8. A predictive control system for a tobacco rehydration device, wherein the predictive control system is applied to the predictive control method as described in any one of claims 1 to 7, characterized in that, The predictive control system includes: The raw process data stream acquisition module is used to collect the inlet tobacco leaf flow rate, moisture meter reading, water addition amount, and chain speed of the tobacco rehumidification equipment in real time through the sensors, and generate the raw process data stream; The raw process data stream processing module is used to perform anomaly detection, smoothing, and Z-score standardization on the raw process data stream to obtain a cleaned and standardized time-series data stream. The original process data stream enhancement module is used to calculate the chain vehicle dynamic transmission lag time of the cleaned and standardized time-series data stream through numerical integration, and integrate it into the cleaned and standardized time-series data stream to obtain a dynamic feature enhanced data stream. The future data stream prediction module is used to input the dynamic feature-enhanced data stream into the physical information time-series fusion Transformer model to perform several steps of look-ahead prediction, and obtain the future outlet moisture sequence and temperature prediction sequence. The future optimal control sequence solving module is used to solve the optimal water addition and chain vehicle speed control sequence based on the future outlet moisture sequence and the temperature prediction sequence using a rolling time-domain optimization algorithm. The future optimal control sequence distribution module is used to distribute the optimal water addition and chain vehicle speed control sequences to the tobacco rehumidification equipment to achieve predictive control of the tobacco rehumidification equipment.

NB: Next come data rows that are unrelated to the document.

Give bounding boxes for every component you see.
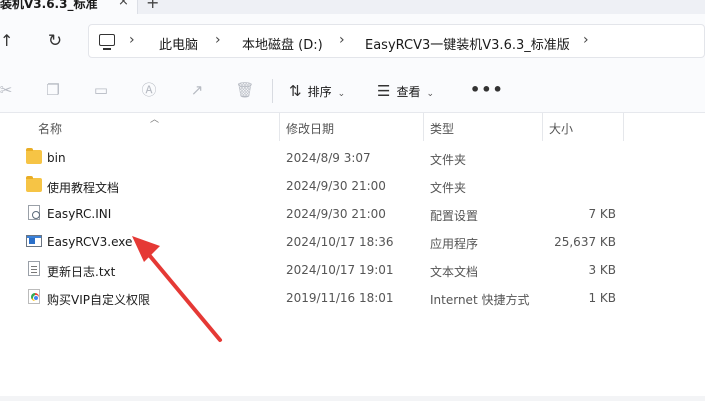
sort-caret-icon: ︿: [150, 115, 160, 125]
address-row: ↑ ↻ › 此电脑 › 本地磁盘 (D:) › EasyRCV3一键装机V3.6…: [0, 14, 705, 69]
up-arrow-icon[interactable]: ↑: [0, 30, 16, 52]
tab-strip: 装机V3.6.3_标准 × +: [0, 0, 705, 14]
sort-icon: ⇅: [289, 82, 302, 100]
computer-icon: [99, 34, 115, 50]
file-size: 1 KB: [588, 291, 616, 305]
file-type: 文本文档: [430, 265, 479, 279]
breadcrumb-easyrc-folder[interactable]: EasyRCV3一键装机V3.6.3_标准版: [365, 34, 570, 53]
breadcrumb-separator-icon[interactable]: ›: [583, 32, 589, 48]
share-icon[interactable]: ↗: [187, 80, 207, 100]
folder-icon: [26, 176, 42, 192]
view-label: 查看: [396, 85, 421, 99]
cut-icon[interactable]: ✂: [0, 80, 16, 100]
file-size: 3 KB: [588, 263, 616, 277]
exe-file-icon: [26, 235, 42, 247]
file-size: 7 KB: [588, 207, 616, 221]
tab-title: 装机V3.6.3_标准: [0, 0, 98, 11]
delete-icon[interactable]: 🗑: [235, 80, 255, 100]
file-size: 25,637 KB: [554, 235, 616, 249]
file-date: 2024/10/17 19:01: [286, 263, 394, 277]
tab-current[interactable]: 装机V3.6.3_标准 ×: [0, 0, 138, 14]
column-divider[interactable]: [542, 113, 543, 141]
column-divider[interactable]: [423, 113, 424, 141]
address-bar[interactable]: › 此电脑 › 本地磁盘 (D:) › EasyRCV3一键装机V3.6.3_标…: [88, 24, 705, 58]
sort-label: 排序: [307, 85, 332, 99]
more-options-button[interactable]: •••: [470, 80, 504, 99]
file-row[interactable]: 购买VIP自定义权限 2019/11/16 18:01 Internet 快捷方…: [0, 284, 705, 312]
column-divider[interactable]: [279, 113, 280, 141]
file-name: 更新日志.txt: [47, 265, 116, 279]
file-date: 2024/8/9 3:07: [286, 151, 371, 165]
new-tab-icon[interactable]: +: [146, 0, 159, 12]
file-type: Internet 快捷方式: [430, 293, 530, 307]
column-header: ︿ 名称 修改日期 类型 大小: [0, 113, 705, 141]
file-row[interactable]: EasyRCV3.exe 2024/10/17 18:36 应用程序 25,63…: [0, 228, 705, 256]
file-name: 使用教程文档: [47, 181, 120, 195]
breadcrumb-separator-icon[interactable]: ›: [215, 32, 221, 48]
chevron-down-icon: ⌄: [337, 89, 346, 99]
refresh-icon[interactable]: ↻: [44, 30, 66, 52]
file-date: 2019/11/16 18:01: [286, 291, 394, 305]
file-row[interactable]: 使用教程文档 2024/9/30 21:00 文件夹: [0, 172, 705, 200]
horizontal-scrollbar[interactable]: [0, 396, 705, 401]
column-type[interactable]: 类型: [430, 120, 454, 137]
chevron-down-icon: ⌄: [426, 89, 435, 99]
file-name: bin: [47, 151, 66, 165]
file-name: EasyRC.INI: [47, 207, 112, 221]
file-row[interactable]: 更新日志.txt 2024/10/17 19:01 文本文档 3 KB: [0, 256, 705, 284]
file-date: 2024/9/30 21:00: [286, 179, 386, 193]
breadcrumb-this-pc[interactable]: 此电脑: [159, 34, 198, 53]
txt-file-icon: [28, 261, 40, 276]
toolbar-divider: [272, 79, 273, 103]
file-date: 2024/10/17 18:36: [286, 235, 394, 249]
file-type: 配置设置: [430, 209, 479, 223]
paste-icon[interactable]: ▭: [91, 80, 111, 100]
file-row[interactable]: EasyRC.INI 2024/9/30 21:00 配置设置 7 KB: [0, 200, 705, 228]
breadcrumb-separator-icon[interactable]: ›: [339, 32, 345, 48]
command-toolbar: ✂ ❐ ▭ Ⓐ ↗ 🗑 ⇅ 排序 ⌄ ☰ 查看 ⌄ •••: [0, 69, 705, 113]
file-name: EasyRCV3.exe: [47, 235, 133, 249]
rename-icon[interactable]: Ⓐ: [139, 80, 159, 100]
column-size[interactable]: 大小: [549, 120, 573, 137]
sort-button[interactable]: ⇅ 排序 ⌄: [289, 80, 345, 102]
copy-icon[interactable]: ❐: [43, 80, 63, 100]
file-type: 文件夹: [430, 153, 467, 167]
internet-shortcut-icon: [28, 289, 40, 304]
column-date[interactable]: 修改日期: [286, 120, 334, 137]
ini-file-icon: [28, 205, 40, 220]
column-divider[interactable]: [623, 113, 624, 141]
file-type: 文件夹: [430, 181, 467, 195]
file-name: 购买VIP自定义权限: [47, 293, 150, 307]
close-icon[interactable]: ×: [118, 0, 129, 9]
file-row[interactable]: bin 2024/8/9 3:07 文件夹: [0, 144, 705, 172]
folder-icon: [26, 148, 42, 164]
breadcrumb-drive-d[interactable]: 本地磁盘 (D:): [242, 34, 323, 53]
column-name[interactable]: 名称: [38, 120, 62, 137]
breadcrumb-separator-icon[interactable]: ›: [129, 32, 135, 48]
view-icon: ☰: [377, 82, 391, 100]
view-button[interactable]: ☰ 查看 ⌄: [377, 80, 434, 102]
file-date: 2024/9/30 21:00: [286, 207, 386, 221]
file-type: 应用程序: [430, 237, 479, 251]
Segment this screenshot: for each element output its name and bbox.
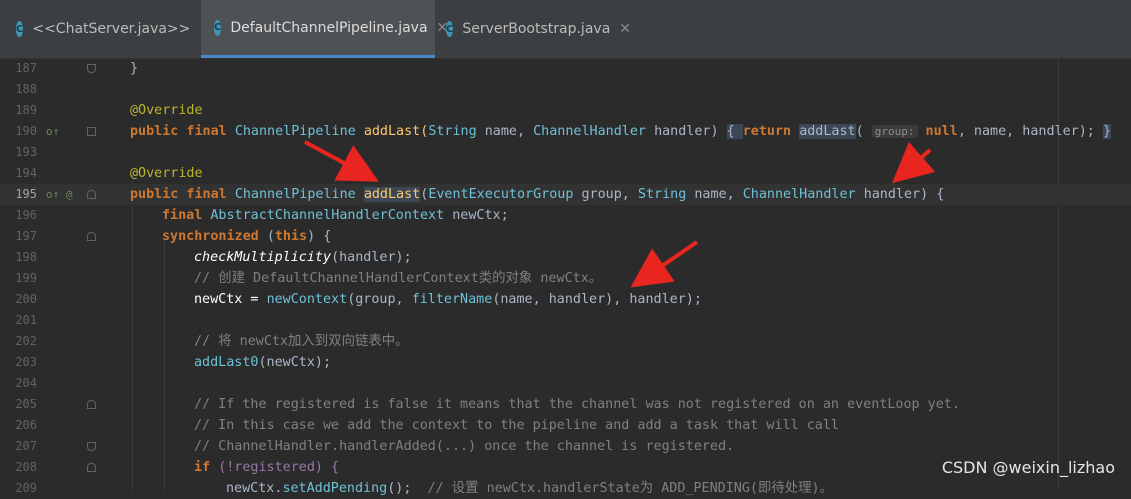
csdn-watermark: CSDN @weixin_lizhao — [941, 458, 1115, 477]
arrow-to-handler-arg — [630, 240, 699, 288]
annotation-arrows — [304, 140, 936, 288]
arrow-to-handler-param — [891, 141, 936, 184]
arrow-to-addlast — [304, 140, 380, 182]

9. An electronic device, characterized in that, The method includes a processor and a memory coupled to the processor, the memory storing program instructions executable by the processor; when the processor executes the program instructions stored in the memory, it implements the predictive control method as described in any one of claims 1 to 7.
10. A computer-readable storage medium, characterized in that, The computer-readable storage medium stores program instructions that, when executed by a processor, enable the predictive control method as described in any one of claims 1 to 7.